The Colonel snorted and opened his eyes. “What!” he said. “Who are you talking ’bout? Monsters?”

Gomez made a contemptuous noise. “Go to sleep,” he said. “You are disgusting.”

“I take ’ception that remark, sir,” said the Colonel, and sounded exactly like Major Bloodknock, long ago. He shut his eyes.

“How do you know they are criminals?” Alleyn asked.

“I have reliable information,” said Gomez.

“From where?”

“From friends in Africa.”

“In Ng’ombwana?”

“One of the so-called emergent nations. I believe that is the name.”

“You ought to know,” Alleyn remarked, “seeing that you spent so long there.” And he thought: “He really is rather like an adder.”

“You speak nonsense,” Gomez lisped.

“I don’t think so, Mr. Gomez.”

Chubb, by the window, turned and gaped at him.

“My name is Sheridan,” Gomez said loudly.

“If you prefer it.”

“ ’Ere!” Chubb said with some violence. “What is all this? Names!”

Alleyn said: “Come over here, Chubb, and sit down. I’ve got something to say to all of you and for your own sakes you’d better listen to it. Sit down. That’s right. Colonel Cockburn-Montfort—”

“Cert’nly,” said the Colonel, opening his eyes.

“Can you follow me or shall I send for a corpse-reviver?”

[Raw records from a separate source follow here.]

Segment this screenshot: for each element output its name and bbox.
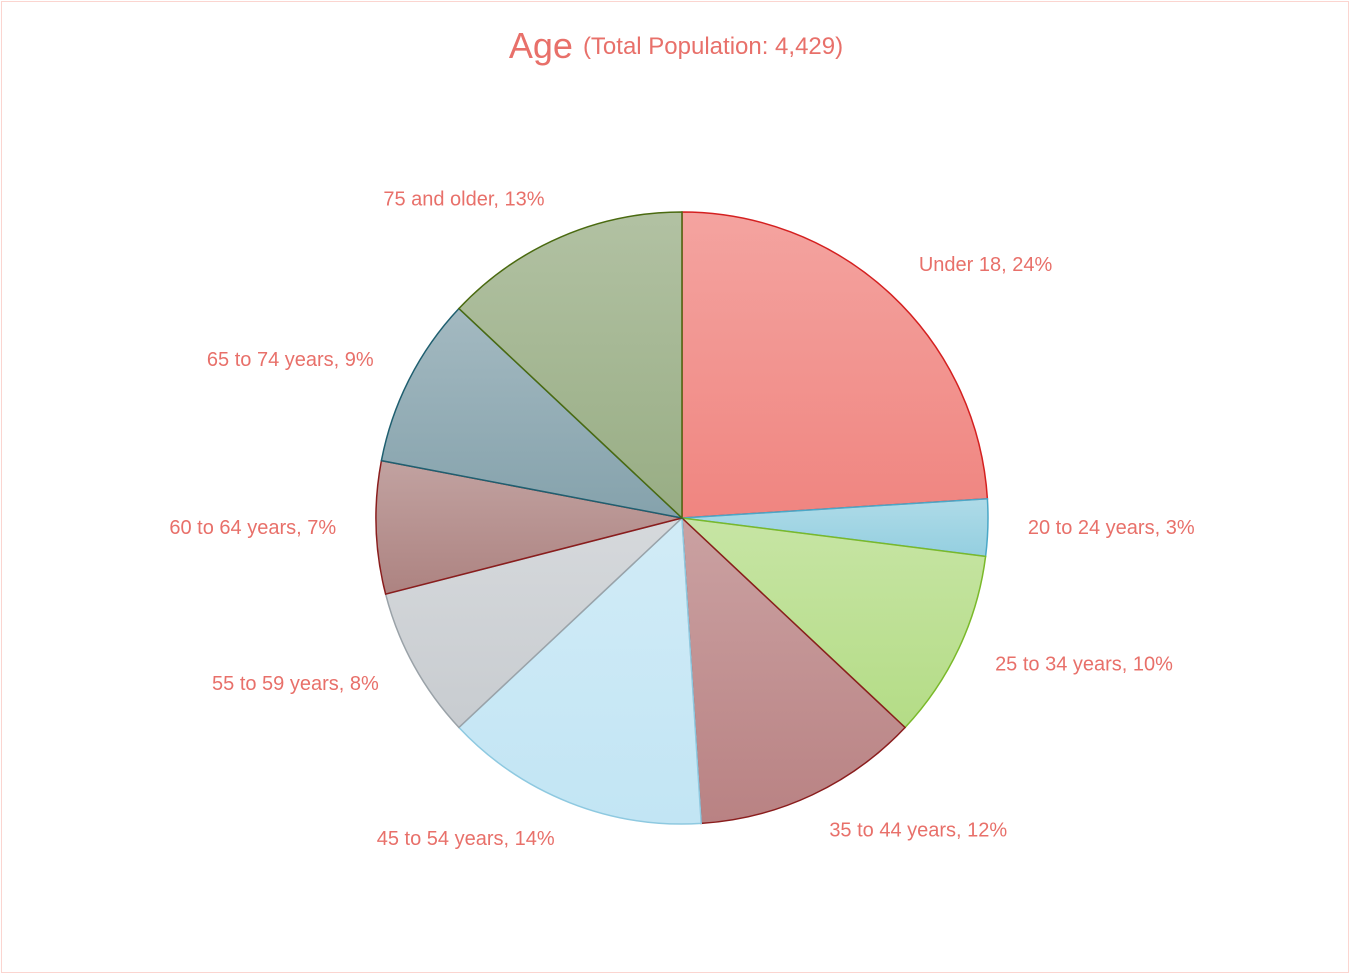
pie-slice <box>375 459 683 596</box>
slice-label: 55 to 59 years, 8% <box>212 673 379 695</box>
slice-label: 65 to 74 years, 9% <box>207 349 374 371</box>
slice-label: 20 to 24 years, 3% <box>1028 517 1195 539</box>
slice-label: 60 to 64 years, 7% <box>169 517 336 539</box>
chart-heading: Age (Total Population: 4,429) <box>509 25 843 66</box>
pie-slice <box>384 517 683 729</box>
pie-slice <box>679 516 987 729</box>
slice-label: 25 to 34 years, 10% <box>995 654 1173 676</box>
pie-slice <box>457 516 703 825</box>
slice-label: Under 18, 24% <box>919 254 1053 276</box>
pie-slice <box>457 211 683 520</box>
pie-slice <box>681 516 907 825</box>
pie-slice <box>681 211 989 519</box>
chart-title: Age <box>509 25 573 66</box>
slice-label: 35 to 44 years, 12% <box>829 819 1007 841</box>
pie-slice <box>380 307 685 520</box>
slice-label: 45 to 54 years, 14% <box>377 828 555 850</box>
chart-subtitle: (Total Population: 4,429) <box>583 33 843 60</box>
slice-label: 75 and older, 13% <box>383 189 544 211</box>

“ ’Course I can follow you. F’what it’s worth.”

“Very well. I’m going to put something to the three of you and it’s this. You are members of a coterie which is motivated by racial hatred, more specifically, hatred of the Ng’ombwanan people in particular. On the night before last you conspired to murder the President.”

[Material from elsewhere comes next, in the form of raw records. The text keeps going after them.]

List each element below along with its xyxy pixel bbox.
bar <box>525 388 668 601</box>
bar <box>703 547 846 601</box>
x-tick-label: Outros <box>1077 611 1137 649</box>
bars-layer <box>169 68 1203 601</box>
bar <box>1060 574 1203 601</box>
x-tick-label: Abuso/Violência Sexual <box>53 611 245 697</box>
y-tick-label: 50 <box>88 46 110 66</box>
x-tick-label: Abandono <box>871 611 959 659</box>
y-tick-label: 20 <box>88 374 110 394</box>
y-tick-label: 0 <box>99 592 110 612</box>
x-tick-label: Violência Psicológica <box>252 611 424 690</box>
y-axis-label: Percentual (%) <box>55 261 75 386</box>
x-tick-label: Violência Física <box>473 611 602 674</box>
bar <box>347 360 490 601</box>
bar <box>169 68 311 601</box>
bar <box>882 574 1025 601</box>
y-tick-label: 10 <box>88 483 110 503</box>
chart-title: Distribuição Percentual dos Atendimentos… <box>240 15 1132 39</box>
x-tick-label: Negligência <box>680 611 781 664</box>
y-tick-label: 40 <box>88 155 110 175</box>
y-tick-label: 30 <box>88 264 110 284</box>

Gomez said, “What is this idiot talk!”

“You had an informant in the Embassy: the Ambassador himself, who believed that on the death of the President and with your backing he would achieve a coup d’état and assume power. In return, you, Mr. Gomez, and you, Colonel Montfort, were to be reinstated in Ng’ombwana.”

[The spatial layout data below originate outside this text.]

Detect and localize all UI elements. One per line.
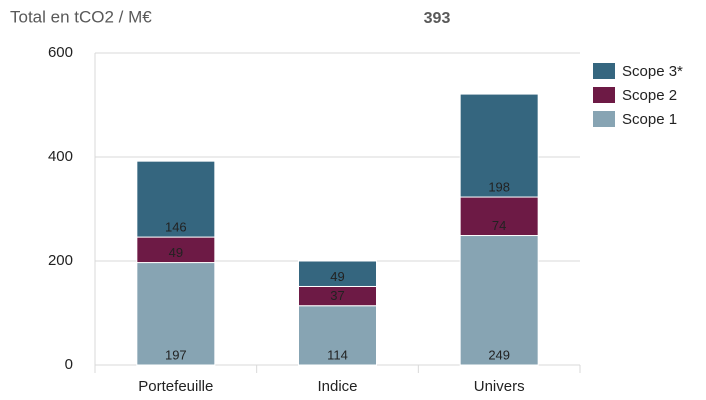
annotation: 393 xyxy=(424,10,451,27)
data-label: 49 xyxy=(169,245,183,260)
x-tick-label: Portefeuille xyxy=(138,378,213,395)
data-label: 198 xyxy=(488,179,510,194)
bar-segment xyxy=(298,305,377,366)
bar-segment xyxy=(459,235,539,366)
x-tick-label: Indice xyxy=(317,378,357,395)
bar-segment xyxy=(298,260,377,287)
chart-title: Total en tCO2 / M€ xyxy=(10,7,152,26)
legend-label: Scope 3* xyxy=(622,63,683,80)
legend-swatch xyxy=(593,87,615,103)
data-label: 49 xyxy=(330,269,344,284)
data-label: 197 xyxy=(165,347,187,362)
legend-swatch xyxy=(593,63,615,79)
y-tick-label: 400 xyxy=(48,148,73,165)
y-tick-label: 600 xyxy=(48,44,73,61)
data-label: 37 xyxy=(330,288,344,303)
data-label: 74 xyxy=(492,218,506,233)
bar-segment xyxy=(136,236,216,264)
bar-segment xyxy=(459,196,539,237)
legend-label: Scope 1 xyxy=(622,111,677,128)
bar-segment xyxy=(459,93,539,198)
x-tick-label: Univers xyxy=(474,378,525,395)
data-label: 249 xyxy=(488,347,510,362)
legend-swatch xyxy=(593,111,615,127)
y-tick-label: 0 xyxy=(65,356,73,373)
bar-segment xyxy=(136,262,216,366)
y-tick-label: 200 xyxy=(48,252,73,269)
data-label: 146 xyxy=(165,220,187,235)
legend-label: Scope 2 xyxy=(622,87,677,104)
bar-segment xyxy=(136,160,216,238)
data-label: 114 xyxy=(327,347,348,362)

The Colonel waved his hand as if these statements were too trivial to merit consideration. Gomez, his left ankle elegantly poised on his right thigh, watched Alleyn over his locked fingers. Chubb, wooden, sat bolt upright on the edge of his chair.

“The Sanskrits, brother and sister,” Alleyn went on, “were also members of the clique. Miss Sanskrit produced your medallion in her pottery downstairs. They, however, were double agents. From the time the plan was first conceived to the moment of its execution and without the knowledge of the Ambassador, every move was being conveyed by the Sanskrits back to the Ng’ombwanan authorities. I think you must have suspected something of the sort when your plan miscarried. I think that last night after your meeting here broke up, one of the group followed Sanskrit to the Embassy and from a distance saw him deliver an envelope. He had passed by your house, Colonel Montfort.”

“I don’t go out at night much nowadays,” the Colonel said, rather sadly.

“Your wife perhaps? It wouldn’t be the first time you’d delegated one of the fancy touches to her. Well, it’s of no great matter. I think the full realization of what the Sanskrits had done really dawned this morning when you learned that they were shutting up shop and leaving.”

“Have they made it!” Chubb suddenly demanded. “Have they cleared out? Where are they?”

“To return to the actual event. Everything seemed to go according to plan up to the moment when, after the shot was fired and the guests’ attention had been deflected, you, Chubb, made your assault on the spear-carrier. You delivered the chop from behind, probably standing on a subsequently overturned chair to do so. At the crucial moment you were yourself attacked from the rear by the Ng’ombwanan servant. He was a little slow off the mark. Your blow fell, not as intended on the spearman’s arm but on his collar-bone. He was still able to use his spear and he did use it, with both hands and full knowledge of what he was doing, on the Ambassador.”